Sundays

does this sound familiar
wife: what you doing today are you going to play with youre bug?
me:yes i think i will get some work done to the bug
wife: the grass needs cut could you do that first
me: ok darling
so of i go and cut the grass two hours latter im all done.
me: im going to do a bit to the bug now dear
wife: i could do with a hand tidying up the rest of the garden
me: ok
one and a half hours latter we seem to be finished
i finally get into the safe haven of my garage and start to potter and fit a disk and new flexy then i hear it DARLING!!!
me: (through gritted teeth) yes dear
wife: i need a hand cooking dinner
so i help and i have my tea and i help to tidy up then i say i think i will go back out to the garage for a while.
wife: ok but dont be all night
so i go out and fit the calliper and tidy up my tools then she comes into the garage and says
YOU HAVENT DONE MUCH HAVE YOU,I MEAN YOUVE BEEN IN HERE ALL DAY AND I CANT SEE ANY PROGRESS!!!
does that sound familliar or is it just me
:rasp :rasp :rasp :rasp :rasp :rasp :rasp

:lol: that’s sounds far to familiar, that’s why my garage is 2 streets away from the house. All I need to do now is remember to leave my mobile in the house it’s bound to get me at least an extra 5 minutes! :lol:

im just wondering who wears the trousers in your house??

:zip

ps back in 2 just wife says ive to wash and dry the dishes and ive got some ironing to do :smiley:

We are not alone, gentlemen! :slight_smile:
Though just sometimes - it would be appreciated… :stuck_out_tongue:

:smiley: im so glad to see its not just me :smiley:

Try “right, woman, we’re working on the Dub now, get your overalls on…”

Or is that just me? :rasp

Pretend to be deaf. Works for me. :zip

Sounds like my house as well. I went to 2 shows and very few meetings this year and she goes nuts whenever I mention those two letters “VW” or use the word bus in a sentance. Hopefully when the bus is on the road (properly) with all the home comforts she’ll be less grumpy.

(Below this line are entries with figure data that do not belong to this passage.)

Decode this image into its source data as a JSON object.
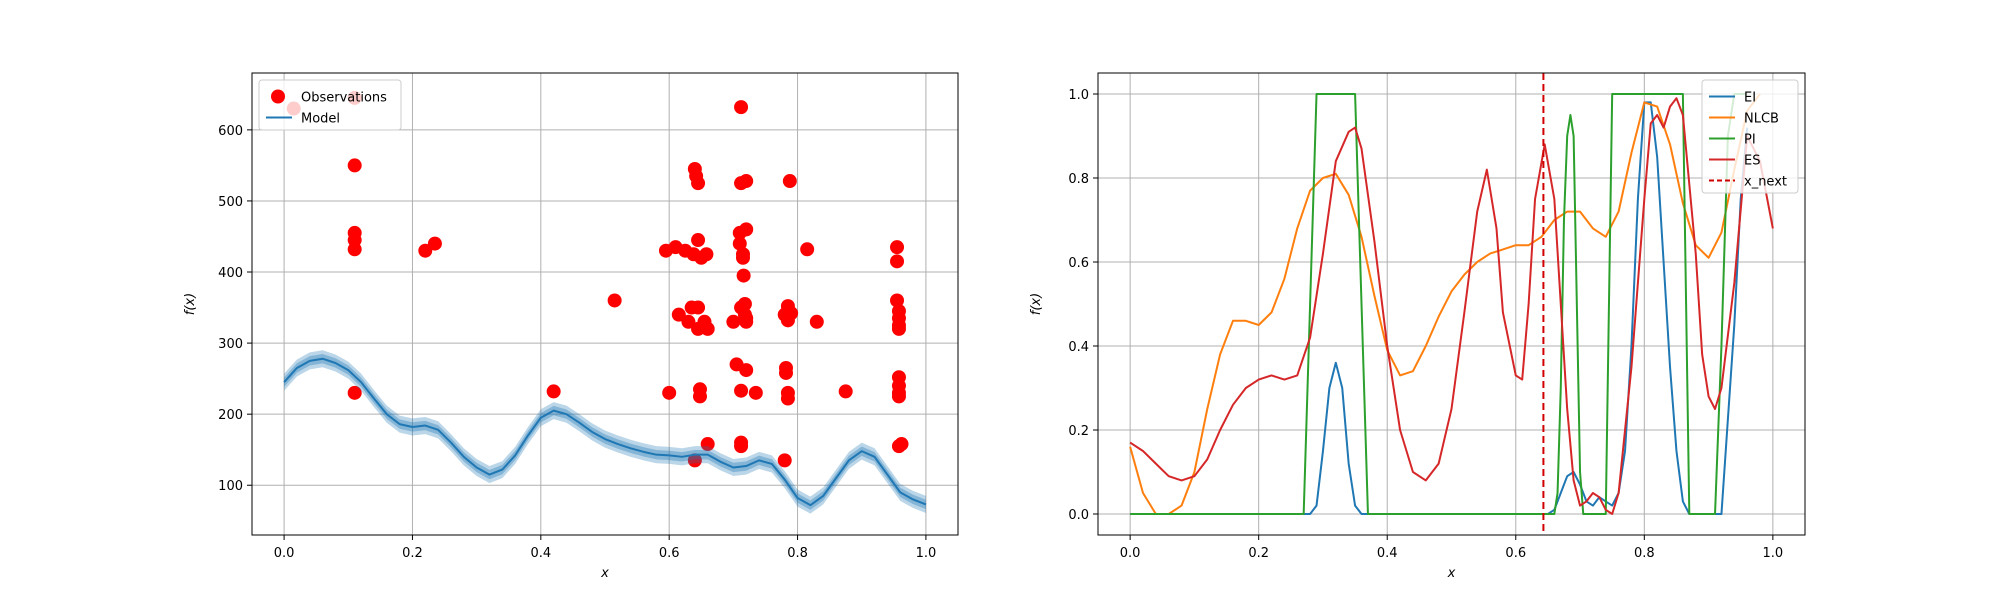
{
  "chart_data": [
    {
      "type": "scatter",
      "xlabel": "x",
      "ylabel": "f(x)",
      "xlim": [
        -0.05,
        1.05
      ],
      "ylim": [
        30,
        680
      ],
      "xticks": [
        0.0,
        0.2,
        0.4,
        0.6,
        0.8,
        1.0
      ],
      "xtick_labels": [
        "0.0",
        "0.2",
        "0.4",
        "0.6",
        "0.8",
        "1.0"
      ],
      "yticks": [
        100,
        200,
        300,
        400,
        500,
        600
      ],
      "ytick_labels": [
        "100",
        "200",
        "300",
        "400",
        "500",
        "600"
      ],
      "grid": true,
      "legend": "upper left",
      "series": [
        {
          "name": "Observations",
          "kind": "markers",
          "color": "#ff0000",
          "points": [
            [
              0.015,
              630
            ],
            [
              0.11,
              645
            ],
            [
              0.11,
              550
            ],
            [
              0.11,
              455
            ],
            [
              0.11,
              445
            ],
            [
              0.11,
              432
            ],
            [
              0.11,
              230
            ],
            [
              0.22,
              430
            ],
            [
              0.235,
              440
            ],
            [
              0.42,
              232
            ],
            [
              0.515,
              360
            ],
            [
              0.595,
              430
            ],
            [
              0.6,
              230
            ],
            [
              0.61,
              435
            ],
            [
              0.615,
              340
            ],
            [
              0.625,
              430
            ],
            [
              0.63,
              330
            ],
            [
              0.635,
              350
            ],
            [
              0.638,
              425
            ],
            [
              0.64,
              135
            ],
            [
              0.64,
              545
            ],
            [
              0.642,
              535
            ],
            [
              0.645,
              525
            ],
            [
              0.645,
              445
            ],
            [
              0.645,
              350
            ],
            [
              0.645,
              320
            ],
            [
              0.648,
              235
            ],
            [
              0.648,
              225
            ],
            [
              0.65,
              420
            ],
            [
              0.655,
              330
            ],
            [
              0.658,
              425
            ],
            [
              0.66,
              320
            ],
            [
              0.66,
              158
            ],
            [
              0.7,
              330
            ],
            [
              0.705,
              270
            ],
            [
              0.71,
              455
            ],
            [
              0.71,
              440
            ],
            [
              0.712,
              632
            ],
            [
              0.712,
              525
            ],
            [
              0.712,
              350
            ],
            [
              0.712,
              233
            ],
            [
              0.712,
              160
            ],
            [
              0.712,
              155
            ],
            [
              0.715,
              425
            ],
            [
              0.715,
              420
            ],
            [
              0.716,
              395
            ],
            [
              0.718,
              355
            ],
            [
              0.718,
              340
            ],
            [
              0.72,
              335
            ],
            [
              0.72,
              330
            ],
            [
              0.72,
              460
            ],
            [
              0.72,
              528
            ],
            [
              0.72,
              262
            ],
            [
              0.735,
              230
            ],
            [
              0.78,
              135
            ],
            [
              0.78,
              340
            ],
            [
              0.782,
              265
            ],
            [
              0.782,
              258
            ],
            [
              0.785,
              352
            ],
            [
              0.785,
              332
            ],
            [
              0.785,
              230
            ],
            [
              0.785,
              222
            ],
            [
              0.788,
              528
            ],
            [
              0.79,
              342
            ],
            [
              0.815,
              432
            ],
            [
              0.83,
              330
            ],
            [
              0.875,
              232
            ],
            [
              0.955,
              435
            ],
            [
              0.955,
              415
            ],
            [
              0.955,
              360
            ],
            [
              0.958,
              345
            ],
            [
              0.958,
              335
            ],
            [
              0.958,
              325
            ],
            [
              0.958,
              320
            ],
            [
              0.958,
              252
            ],
            [
              0.958,
              240
            ],
            [
              0.958,
              230
            ],
            [
              0.958,
              225
            ],
            [
              0.958,
              155
            ],
            [
              0.962,
              158
            ]
          ]
        },
        {
          "name": "Model",
          "kind": "line",
          "color": "#1f77b4",
          "band_half_width": 12,
          "x": [
            0,
            0.02,
            0.04,
            0.06,
            0.08,
            0.1,
            0.12,
            0.14,
            0.16,
            0.18,
            0.2,
            0.22,
            0.24,
            0.26,
            0.28,
            0.3,
            0.32,
            0.34,
            0.36,
            0.38,
            0.4,
            0.42,
            0.44,
            0.46,
            0.48,
            0.5,
            0.52,
            0.54,
            0.56,
            0.58,
            0.6,
            0.62,
            0.64,
            0.66,
            0.68,
            0.7,
            0.72,
            0.74,
            0.76,
            0.78,
            0.8,
            0.82,
            0.84,
            0.86,
            0.88,
            0.9,
            0.92,
            0.94,
            0.96,
            0.98,
            1.0
          ],
          "y": [
            245,
            265,
            275,
            278,
            272,
            262,
            245,
            222,
            200,
            186,
            182,
            184,
            178,
            160,
            140,
            125,
            115,
            122,
            142,
            170,
            195,
            205,
            200,
            188,
            175,
            165,
            158,
            152,
            147,
            143,
            142,
            140,
            143,
            143,
            133,
            125,
            127,
            135,
            130,
            108,
            82,
            72,
            85,
            110,
            135,
            148,
            140,
            115,
            90,
            80,
            73
          ]
        }
      ]
    },
    {
      "type": "line",
      "xlabel": "x",
      "ylabel": "f(x)",
      "xlim": [
        -0.05,
        1.05
      ],
      "ylim": [
        -0.05,
        1.05
      ],
      "xticks": [
        0.0,
        0.2,
        0.4,
        0.6,
        0.8,
        1.0
      ],
      "xtick_labels": [
        "0.0",
        "0.2",
        "0.4",
        "0.6",
        "0.8",
        "1.0"
      ],
      "yticks": [
        0.0,
        0.2,
        0.4,
        0.6,
        0.8,
        1.0
      ],
      "ytick_labels": [
        "0.0",
        "0.2",
        "0.4",
        "0.6",
        "0.8",
        "1.0"
      ],
      "grid": true,
      "legend": "upper right",
      "series": [
        {
          "name": "EI",
          "color": "#1f77b4",
          "x": [
            0,
            0.28,
            0.29,
            0.3,
            0.31,
            0.32,
            0.33,
            0.34,
            0.35,
            0.36,
            0.65,
            0.66,
            0.67,
            0.68,
            0.69,
            0.7,
            0.71,
            0.72,
            0.73,
            0.74,
            0.75,
            0.76,
            0.77,
            0.78,
            0.79,
            0.8,
            0.81,
            0.82,
            0.83,
            0.84,
            0.85,
            0.86,
            0.87,
            0.88,
            0.9,
            0.92,
            0.94,
            0.95,
            0.96
          ],
          "y": [
            0,
            0,
            0.02,
            0.15,
            0.3,
            0.36,
            0.3,
            0.12,
            0.02,
            0,
            0,
            0.01,
            0.05,
            0.09,
            0.1,
            0.07,
            0.03,
            0.02,
            0.04,
            0.03,
            0.02,
            0.05,
            0.15,
            0.4,
            0.75,
            0.98,
            0.98,
            0.85,
            0.6,
            0.35,
            0.15,
            0.03,
            0,
            0,
            0,
            0,
            0.45,
            0.75,
            0.92
          ]
        },
        {
          "name": "NLCB",
          "color": "#ff7f0e",
          "x": [
            0,
            0.02,
            0.04,
            0.06,
            0.08,
            0.1,
            0.12,
            0.14,
            0.16,
            0.18,
            0.2,
            0.22,
            0.24,
            0.26,
            0.28,
            0.3,
            0.32,
            0.34,
            0.36,
            0.38,
            0.4,
            0.42,
            0.44,
            0.46,
            0.48,
            0.5,
            0.52,
            0.54,
            0.56,
            0.58,
            0.6,
            0.62,
            0.64,
            0.66,
            0.68,
            0.7,
            0.72,
            0.74,
            0.76,
            0.78,
            0.8,
            0.82,
            0.84,
            0.86,
            0.88,
            0.9,
            0.92,
            0.94,
            0.96,
            0.98
          ],
          "y": [
            0.16,
            0.05,
            0,
            0,
            0.02,
            0.1,
            0.25,
            0.38,
            0.46,
            0.46,
            0.45,
            0.48,
            0.56,
            0.68,
            0.77,
            0.8,
            0.81,
            0.76,
            0.66,
            0.52,
            0.39,
            0.33,
            0.34,
            0.4,
            0.47,
            0.53,
            0.57,
            0.6,
            0.62,
            0.63,
            0.64,
            0.64,
            0.66,
            0.7,
            0.72,
            0.72,
            0.68,
            0.66,
            0.72,
            0.86,
            0.98,
            0.97,
            0.88,
            0.74,
            0.64,
            0.61,
            0.67,
            0.82,
            0.96,
            1.0
          ]
        },
        {
          "name": "PI",
          "color": "#2ca02c",
          "x": [
            0,
            0.27,
            0.28,
            0.29,
            0.35,
            0.36,
            0.37,
            0.66,
            0.665,
            0.67,
            0.675,
            0.68,
            0.685,
            0.69,
            0.695,
            0.7,
            0.705,
            0.74,
            0.745,
            0.75,
            0.76,
            0.86,
            0.87,
            0.91,
            0.92,
            0.93,
            0.94,
            0.95,
            0.96
          ],
          "y": [
            0,
            0,
            0.5,
            1,
            1,
            0.5,
            0,
            0,
            0.05,
            0.3,
            0.7,
            0.9,
            0.95,
            0.9,
            0.5,
            0.1,
            0,
            0,
            0.5,
            1,
            1,
            1,
            0,
            0,
            0.4,
            0.9,
            1,
            1,
            1
          ]
        },
        {
          "name": "ES",
          "color": "#d62728",
          "x": [
            0,
            0.02,
            0.04,
            0.06,
            0.08,
            0.1,
            0.12,
            0.14,
            0.16,
            0.18,
            0.2,
            0.22,
            0.24,
            0.26,
            0.28,
            0.3,
            0.32,
            0.34,
            0.35,
            0.36,
            0.38,
            0.4,
            0.42,
            0.44,
            0.46,
            0.48,
            0.5,
            0.52,
            0.54,
            0.555,
            0.57,
            0.58,
            0.6,
            0.61,
            0.62,
            0.63,
            0.645,
            0.66,
            0.67,
            0.68,
            0.69,
            0.7,
            0.71,
            0.72,
            0.73,
            0.74,
            0.75,
            0.76,
            0.78,
            0.8,
            0.81,
            0.82,
            0.83,
            0.84,
            0.85,
            0.86,
            0.88,
            0.89,
            0.9,
            0.91,
            0.92,
            0.94,
            0.96,
            0.98,
            1.0
          ],
          "y": [
            0.17,
            0.15,
            0.12,
            0.09,
            0.08,
            0.09,
            0.13,
            0.2,
            0.26,
            0.3,
            0.32,
            0.33,
            0.32,
            0.33,
            0.42,
            0.62,
            0.84,
            0.91,
            0.92,
            0.87,
            0.65,
            0.4,
            0.2,
            0.1,
            0.08,
            0.12,
            0.25,
            0.48,
            0.72,
            0.82,
            0.68,
            0.48,
            0.33,
            0.32,
            0.5,
            0.75,
            0.88,
            0.75,
            0.5,
            0.25,
            0.08,
            0.02,
            0.03,
            0.05,
            0.04,
            0.01,
            0,
            0.05,
            0.35,
            0.75,
            0.93,
            0.95,
            0.92,
            0.97,
            0.99,
            0.95,
            0.62,
            0.38,
            0.28,
            0.25,
            0.3,
            0.55,
            0.9,
            0.84,
            0.68
          ]
        },
        {
          "name": "x_next",
          "kind": "vline",
          "color": "#d00000",
          "dash": true,
          "x": 0.643
        }
      ]
    }
  ]
}
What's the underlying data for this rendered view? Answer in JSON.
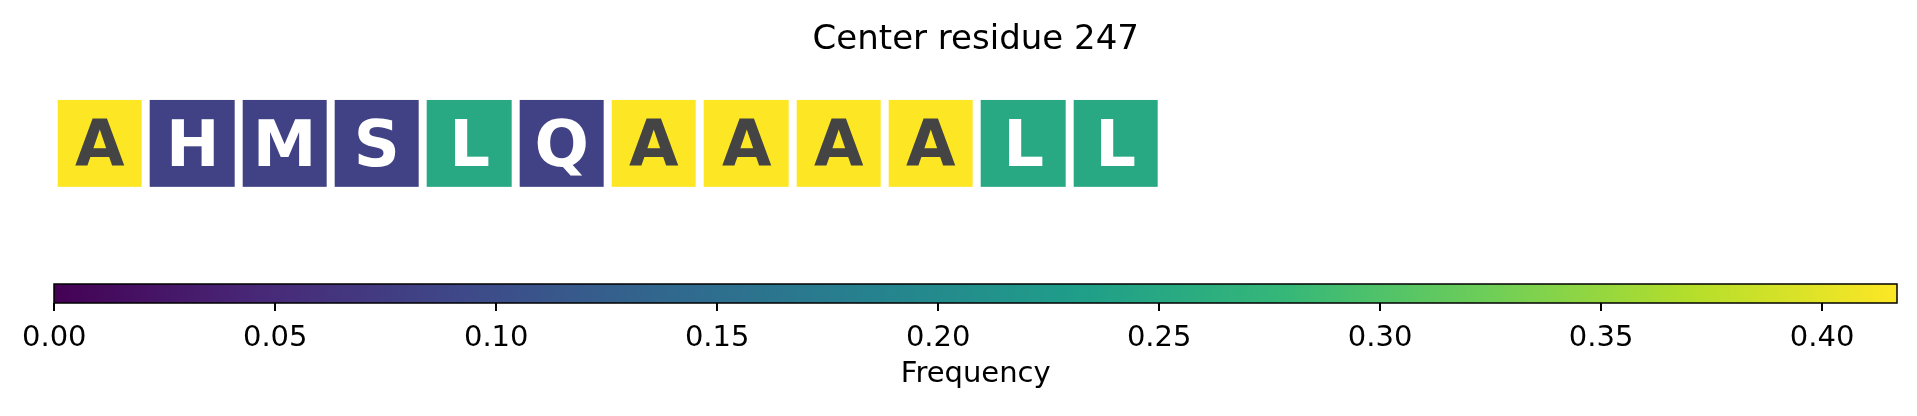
{
  "chart_data": {
    "type": "heatmap",
    "title": "Center residue 247",
    "clabel": "Frequency",
    "categories": [
      null,
      null,
      null,
      null,
      null,
      null,
      null,
      null,
      null,
      null,
      null,
      null
    ],
    "y_categories": [
      null
    ],
    "cells": [
      [
        0.417,
        0.083,
        0.083,
        0.083,
        0.25,
        0.083,
        0.417,
        0.417,
        0.417,
        0.417,
        0.25,
        0.25
      ]
    ],
    "cell_labels": [
      [
        "A",
        "H",
        "M",
        "S",
        "L",
        "Q",
        "A",
        "A",
        "A",
        "A",
        "L",
        "L"
      ]
    ],
    "clim": [
      0,
      0.417
    ],
    "cticks": [
      {
        "value": 0,
        "label": "0.00"
      },
      0.05,
      {
        "value": 0.1,
        "label": "0.10"
      },
      0.15,
      {
        "value": 0.2,
        "label": "0.20"
      },
      0.25,
      {
        "value": 0.3,
        "label": "0.30"
      },
      0.35,
      {
        "value": 0.4,
        "label": "0.40"
      }
    ]
  }
}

sonoftwoboots - 2005-09-28 8:18 PM

Pretend to be deaf. Works for me. :zip

I AM deaf - she just nags louder… :huh:

:rs this sunday didnt even get out to the garage bloomin kids birthday :frowning:

A man asked his wife what she’d like for her birthday.

“I’d love to be twelve again” she replied

On the morning of her birthday he arose early, made her a nice big bowl of Coco Pops and then took her off to the local theme park. What a Day!

He put her on every ride in the park:

  • The Death Slide

  • The Wall of Fear

  • The Screaming Monster Roller Coaster

Five hours later she staggered out of the theme park. Her head was reeling and her stomach felt upside down Right away they journeyed to a McDonalds where her loving husband ordered her a Happy Meal with extra fries and a refreshing chocolate milk shake .

Then it was off to the movies: the latest Star Wars epic, a hot dog, popcorn, all the Coke she could drink, her favourite lolly and M&Ms .

What a fabulous adventure!

Finally she wobbled home with her husband and collapsed onto the bed exhausted . He leaned over his precious wife with a big smile and lovingly asked “Well Dear, what was it like being twelve again?”

Her eyes slowly opened and her expression suddenly changed .

“I meant my dress size, you f****** ***t”

The moral of this story : Even when a man is listening, he’s still gonna get it wrong.


god that is so true can we ever win :think

get out to my garage ??? i wish matey !!